Merujuk dari UUD 1945 Pasal di atas, pihak-pihak yang dipandang sudah tidak menghormati ketertiban dalam kehidupan bermasyarakat, ditambah tidak memperlihatkan hak dan kebebasan orang lain untuk memenuhi tuntutan yang adil sesuai dengan pertimbangan moral, nilai-nilai agama, keamanan, dan ketertiban umum, apakah tindakan “mereka”, yang sudah jelas merugikan, masih harus dilindungi dengan mengatas namakan “pencemaran nama baik”? Atas keputusan MA yang memutus bebas pada Prita bisa diterjemahkan sebagai implementasi yang tepat dari Pasal 28 dari UUD 1945.
Dari uraian di atas, kita Kembali pada judul tulisan “Benarkah UUD 1945 Pasal 28F Melindungi Pendapat Warga Negara Indonesia?” Maka jawabannya, YA UUD 1945 PASAL 28F terbukti mampu melindungi kebebasan berpendapat Warga Negara Indonesia. Permasalahannya… jaminan perlindungan atas kebebasan berpendapat itu tidak jatuh dari langit, tetapi harus diperjuangkan.

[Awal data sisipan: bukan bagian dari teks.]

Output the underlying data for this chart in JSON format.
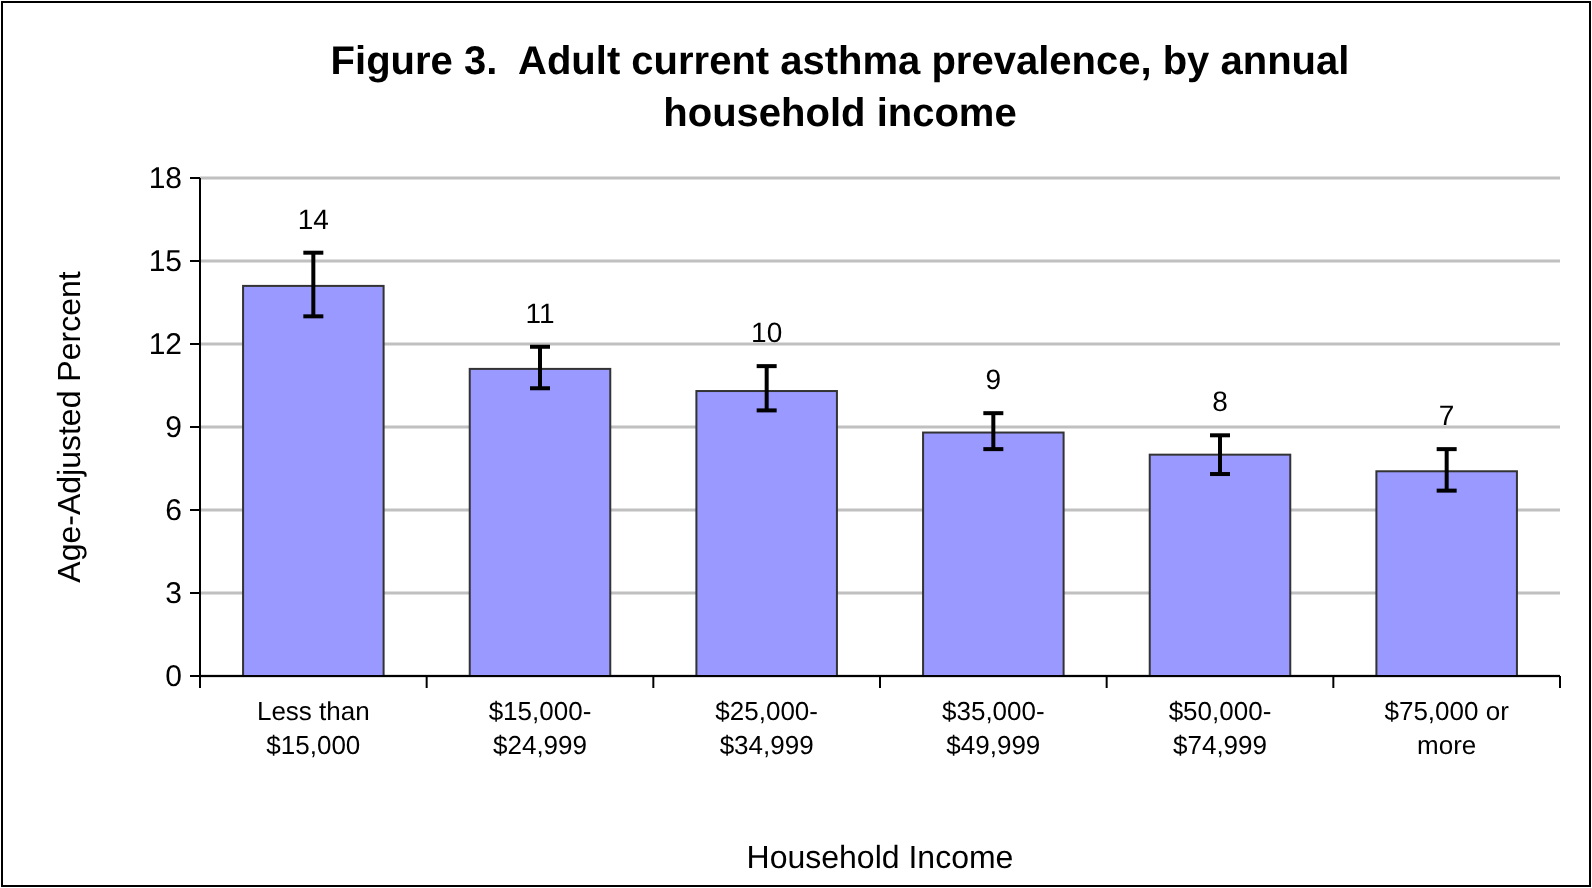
{
  "chart_data": {
    "type": "bar",
    "title": "Figure 3.  Adult current asthma prevalence, by annual household income",
    "xlabel": "Household Income",
    "ylabel": "Age-Adjusted Percent",
    "categories": [
      "Less than $15,000",
      "$15,000-$24,999",
      "$25,000-$34,999",
      "$35,000-$49,999",
      "$50,000-$74,999",
      "$75,000 or more"
    ],
    "values": [
      14.1,
      11.1,
      10.3,
      8.8,
      8.0,
      7.4
    ],
    "errors": [
      [
        13.0,
        15.3
      ],
      [
        10.4,
        11.9
      ],
      [
        9.6,
        11.2
      ],
      [
        8.2,
        9.5
      ],
      [
        7.3,
        8.7
      ],
      [
        6.7,
        8.2
      ]
    ],
    "value_labels": [
      "14",
      "11",
      "10",
      "9",
      "8",
      "7"
    ],
    "color": "#9999ff",
    "ylim": [
      0,
      18
    ],
    "yticks": [
      0,
      3,
      6,
      9,
      12,
      15,
      18
    ],
    "grid": "y"
  }
}
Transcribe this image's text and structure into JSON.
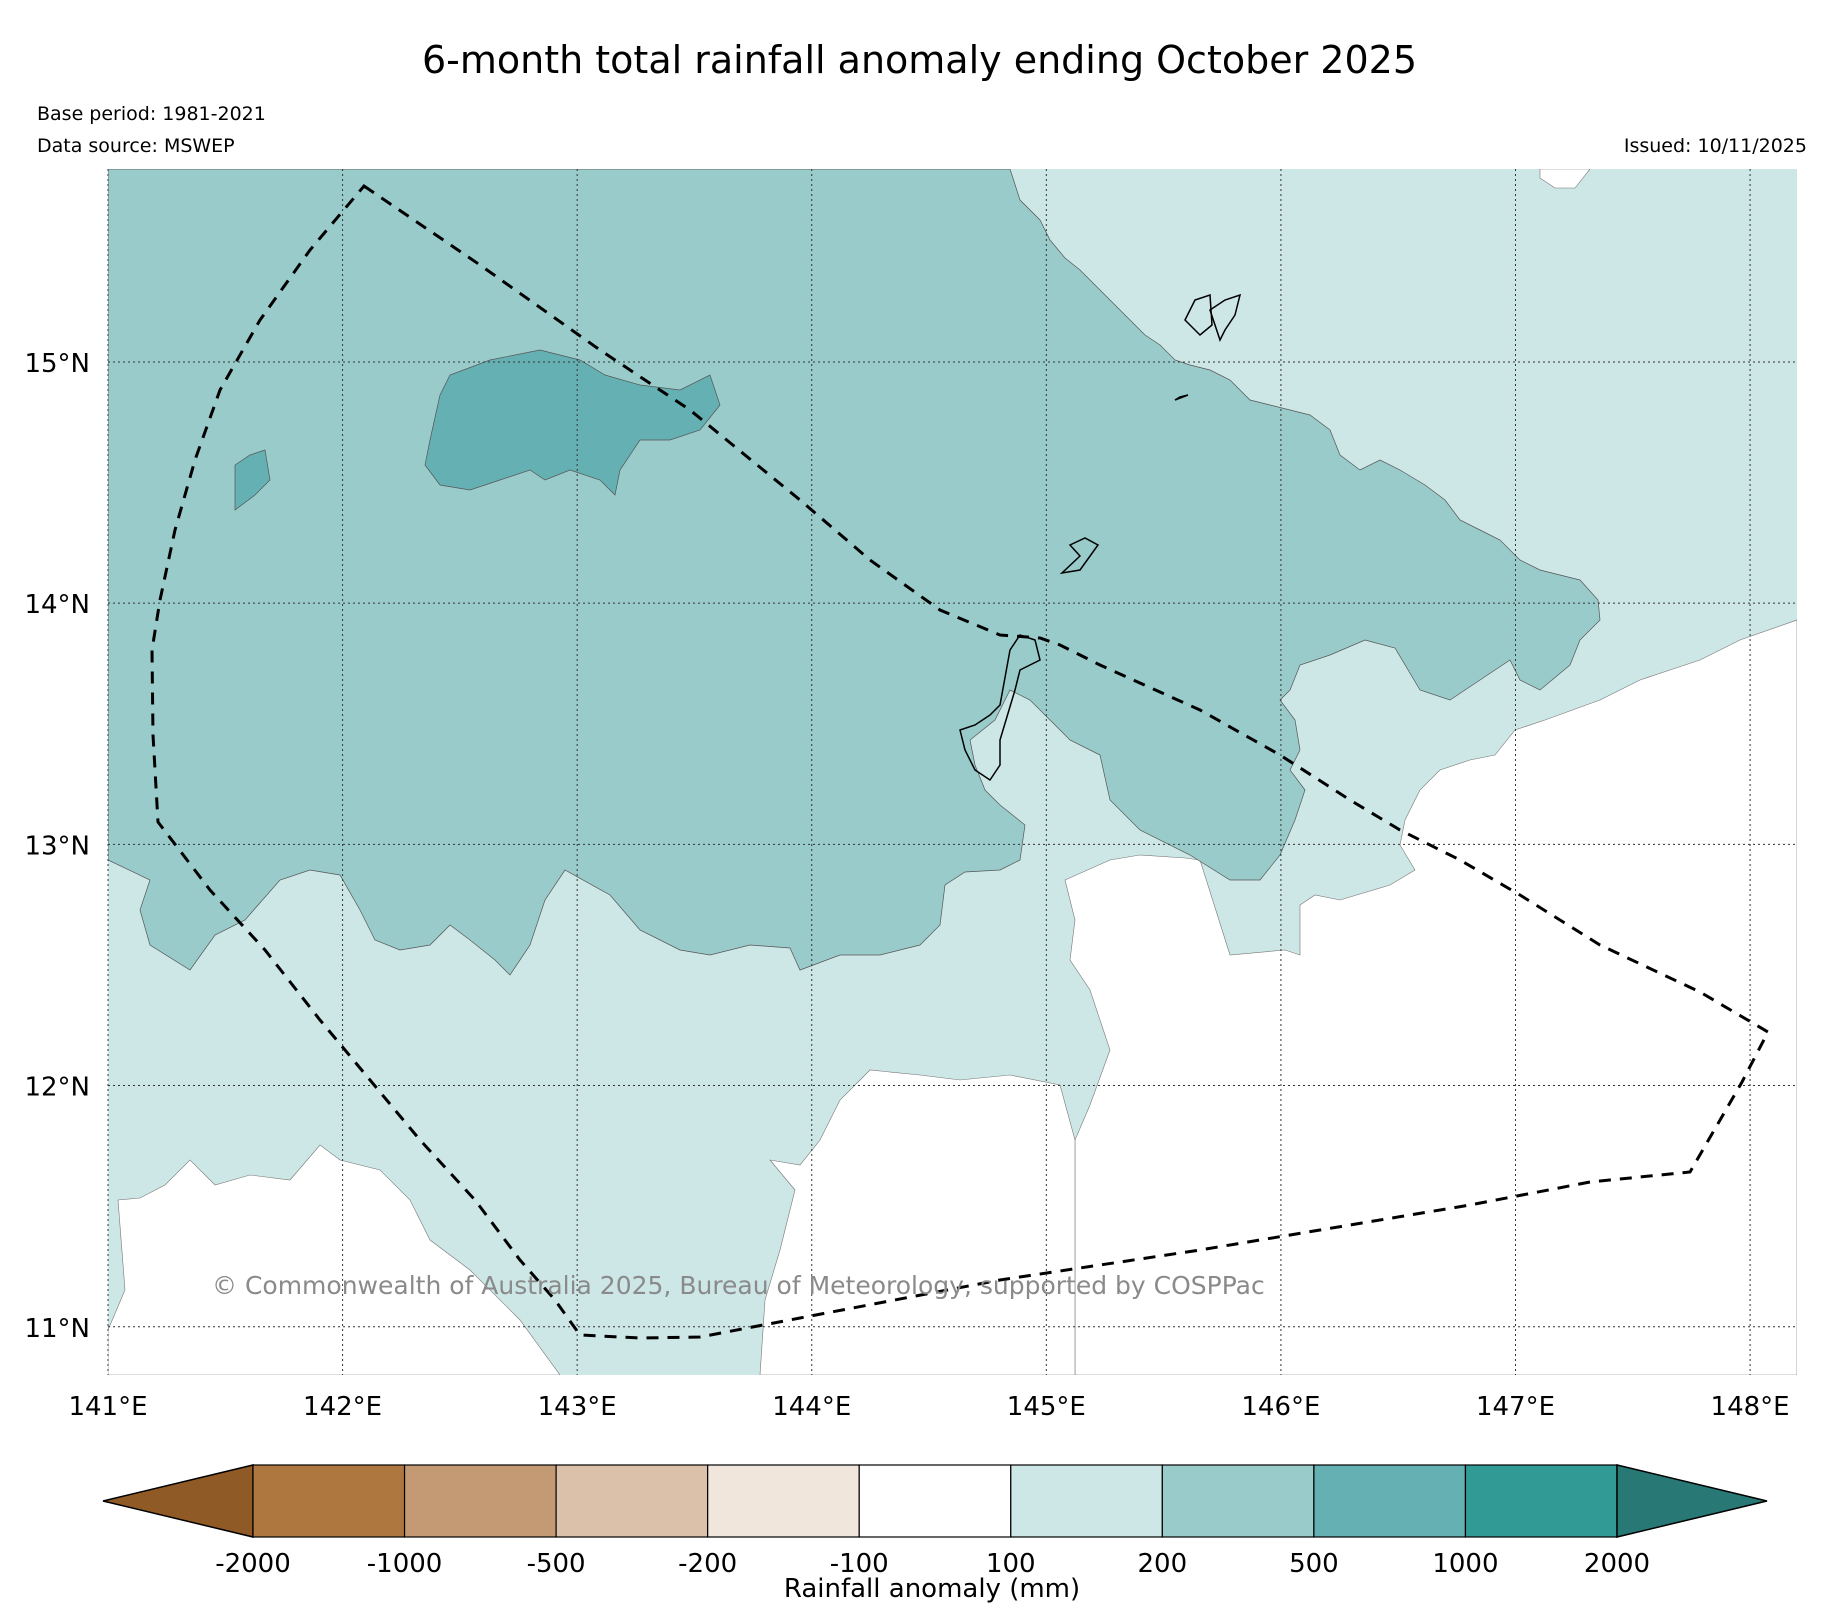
{
  "title": "6-month total rainfall anomaly ending October 2025",
  "base_period": "Base period: 1981-2021",
  "data_source": "Data source: MSWEP",
  "issued": "Issued: 10/11/2025",
  "copyright": "© Commonwealth of Australia 2025, Bureau of Meteorology, supported by COSPPac",
  "map": {
    "lon_range": [
      141.0,
      148.2
    ],
    "lat_range": [
      10.8,
      15.8
    ],
    "lon_ticks": [
      141,
      142,
      143,
      144,
      145,
      146,
      147,
      148
    ],
    "lon_tick_labels": [
      "141°E",
      "142°E",
      "143°E",
      "144°E",
      "145°E",
      "146°E",
      "147°E",
      "148°E"
    ],
    "lat_ticks": [
      11,
      12,
      13,
      14,
      15
    ],
    "lat_tick_labels": [
      "11°N",
      "12°N",
      "13°N",
      "14°N",
      "15°N"
    ],
    "grid": "dotted"
  },
  "colorbar": {
    "label": "Rainfall anomaly (mm)",
    "tick_labels": [
      "-2000",
      "-1000",
      "-500",
      "-200",
      "-100",
      "100",
      "200",
      "500",
      "1000",
      "2000"
    ],
    "colors": [
      "#905a27",
      "#ad773f",
      "#c39a73",
      "#dbc1a9",
      "#f0e6dc",
      "#ffffff",
      "#cde6e6",
      "#9acbcb",
      "#64b0b2",
      "#319a95",
      "#287876"
    ],
    "extend": "both"
  }
}
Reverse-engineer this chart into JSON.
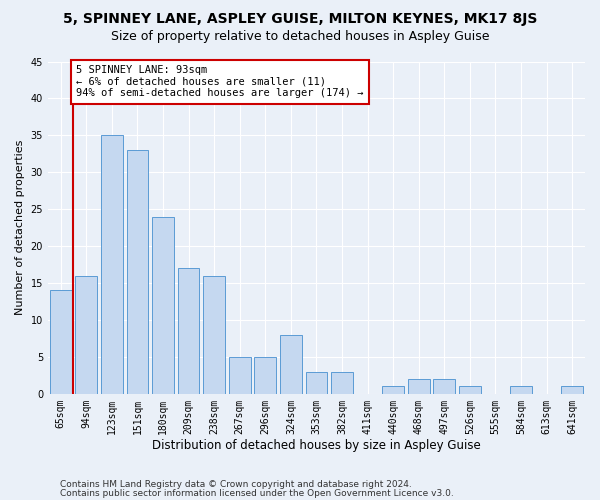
{
  "title1": "5, SPINNEY LANE, ASPLEY GUISE, MILTON KEYNES, MK17 8JS",
  "title2": "Size of property relative to detached houses in Aspley Guise",
  "xlabel": "Distribution of detached houses by size in Aspley Guise",
  "ylabel": "Number of detached properties",
  "categories": [
    "65sqm",
    "94sqm",
    "123sqm",
    "151sqm",
    "180sqm",
    "209sqm",
    "238sqm",
    "267sqm",
    "296sqm",
    "324sqm",
    "353sqm",
    "382sqm",
    "411sqm",
    "440sqm",
    "468sqm",
    "497sqm",
    "526sqm",
    "555sqm",
    "584sqm",
    "613sqm",
    "641sqm"
  ],
  "values": [
    14,
    16,
    35,
    33,
    24,
    17,
    16,
    5,
    5,
    8,
    3,
    3,
    0,
    1,
    2,
    2,
    1,
    0,
    1,
    0,
    1
  ],
  "bar_color": "#c5d8f0",
  "bar_edge_color": "#5b9bd5",
  "vline_x": 0.5,
  "vline_color": "#cc0000",
  "annotation_line1": "5 SPINNEY LANE: 93sqm",
  "annotation_line2": "← 6% of detached houses are smaller (11)",
  "annotation_line3": "94% of semi-detached houses are larger (174) →",
  "annotation_box_color": "#ffffff",
  "annotation_box_edge": "#cc0000",
  "ylim": [
    0,
    45
  ],
  "yticks": [
    0,
    5,
    10,
    15,
    20,
    25,
    30,
    35,
    40,
    45
  ],
  "bg_color": "#eaf0f8",
  "plot_bg": "#eaf0f8",
  "grid_color": "#ffffff",
  "footer1": "Contains HM Land Registry data © Crown copyright and database right 2024.",
  "footer2": "Contains public sector information licensed under the Open Government Licence v3.0.",
  "title1_fontsize": 10,
  "title2_fontsize": 9,
  "xlabel_fontsize": 8.5,
  "ylabel_fontsize": 8,
  "tick_fontsize": 7,
  "ann_fontsize": 7.5,
  "footer_fontsize": 6.5
}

Karena hak hukum dari pihak yang disentuh oleh pendapat kita pun dilindungi oleh undang-undang.
Jadi, kalau kita mau beropini yang isi opininya menjurus ketuduhan, pilihannya hanya ada 2, yang keduanya memiliki resiko yang berbeda : Pertama, tidak menyebutkan nama dan identitas pihak yang kita maksudkan di dalam tulisan. Resiko dari pilihan ini adalah tuduhan “mengarang bebas” akan berbalik pada si penulis. Kedua, kita menyebutkan nama dan identitas pihak yang dimaksud, dengan keyakinan kita benar-benar sudah memiliki data, bukti dan fakta atas perbuatan yang mereka lakukan yang akan kita tuliskan. Resikonya, kita harus menghadapi penyangkalan dari pihak mereka di ranah pidana, seperti yang Prita dan saya alami.